Left is a photo of Dr. Doris Tsao. Right is a multicolored heatmap, showing responses of 180 neurons to different sets of stimuli. High response rate are seen to faces, but not bodies, fruits, gadgets, hands or scrambled images. — Figure 6.35 Doris Tsao and fMRI study of face-selective units Responses recorded from 182 individual neurons in one face patch show that only images of faces elicited strong responses from neurons in the face patch. Image credit: Doris Tsao by Giantnanoassembler, CC BY-SA 4.0, https://commons.wikimedia.org/w/index.php?curid=71887161. Data and images of stimuli: Tsao DY, Freiwald WA, Tootell RB, Livingstone MS. A cortical region consisting entirely of face-selective cells. Science. 2006 Feb 3;311(5761):670-4. doi: 10.1126/science.1119983. PMID: 16456083; PMCID: PMC2678572. Reprinted with permission.

Other experiments used cartoon faces as stimuli, permitting systematic variation of features such as the proportions of the face, the size of the nose, the diameter of the eyes, and the height of the hair.

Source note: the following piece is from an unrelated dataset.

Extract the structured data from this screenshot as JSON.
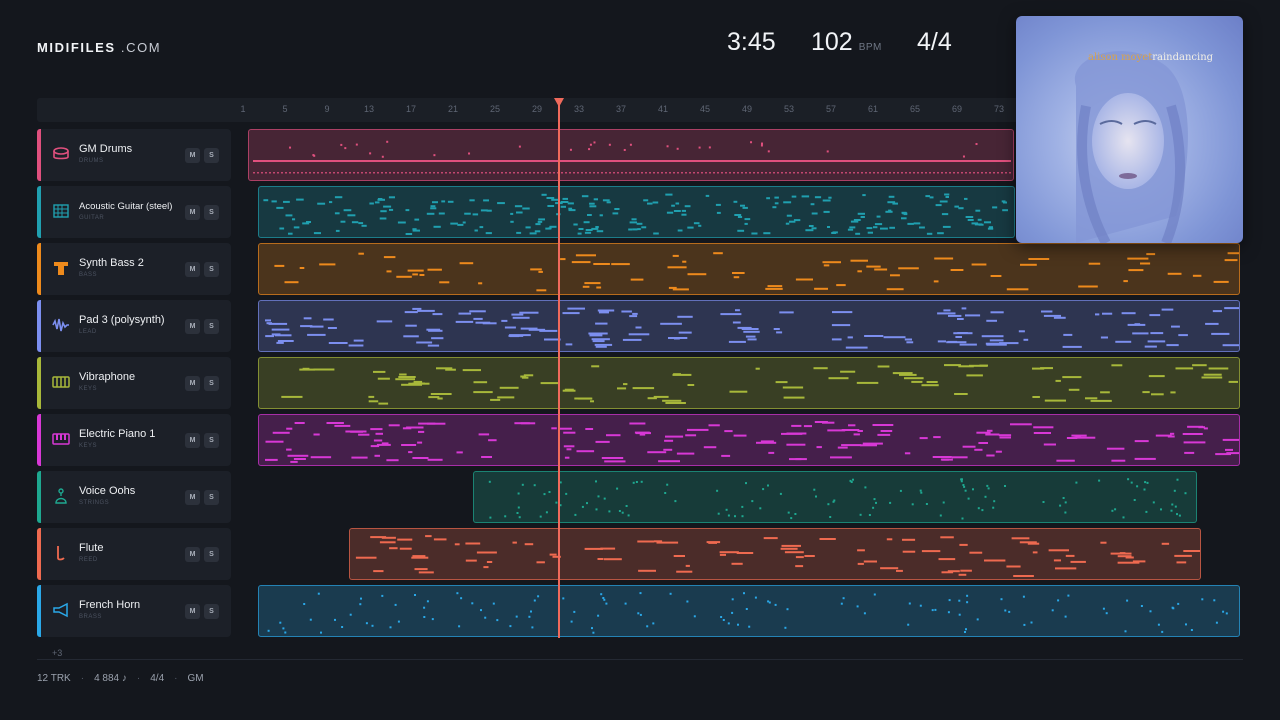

Different neurons were tuned to extremes of some features but not affected by variations in other features. Later research found two additional face patches where the responses were affected by whether the face was familiar to the monkey being tested. One clear conclusion was that a given face would elicit responses from a large subset of neurons in multiple face patches, with different faces activating different subsets.

In online videos, Dr. Tsao explains characteristics of the first face-selective neurons she studied as well as her later work at Caltech.

Face patches have also been identified by fMRI in the human brain, a region called the fusiform face area (FFA). Research on IT face patches continues, with a goal of revealing how advanced visual processing occurs in sequential stages for a well-defined image category. These studies may help explain how a scene that activates millions of neurons in multiple cortical areas leads to our conscious perception of the components of the visual world around us.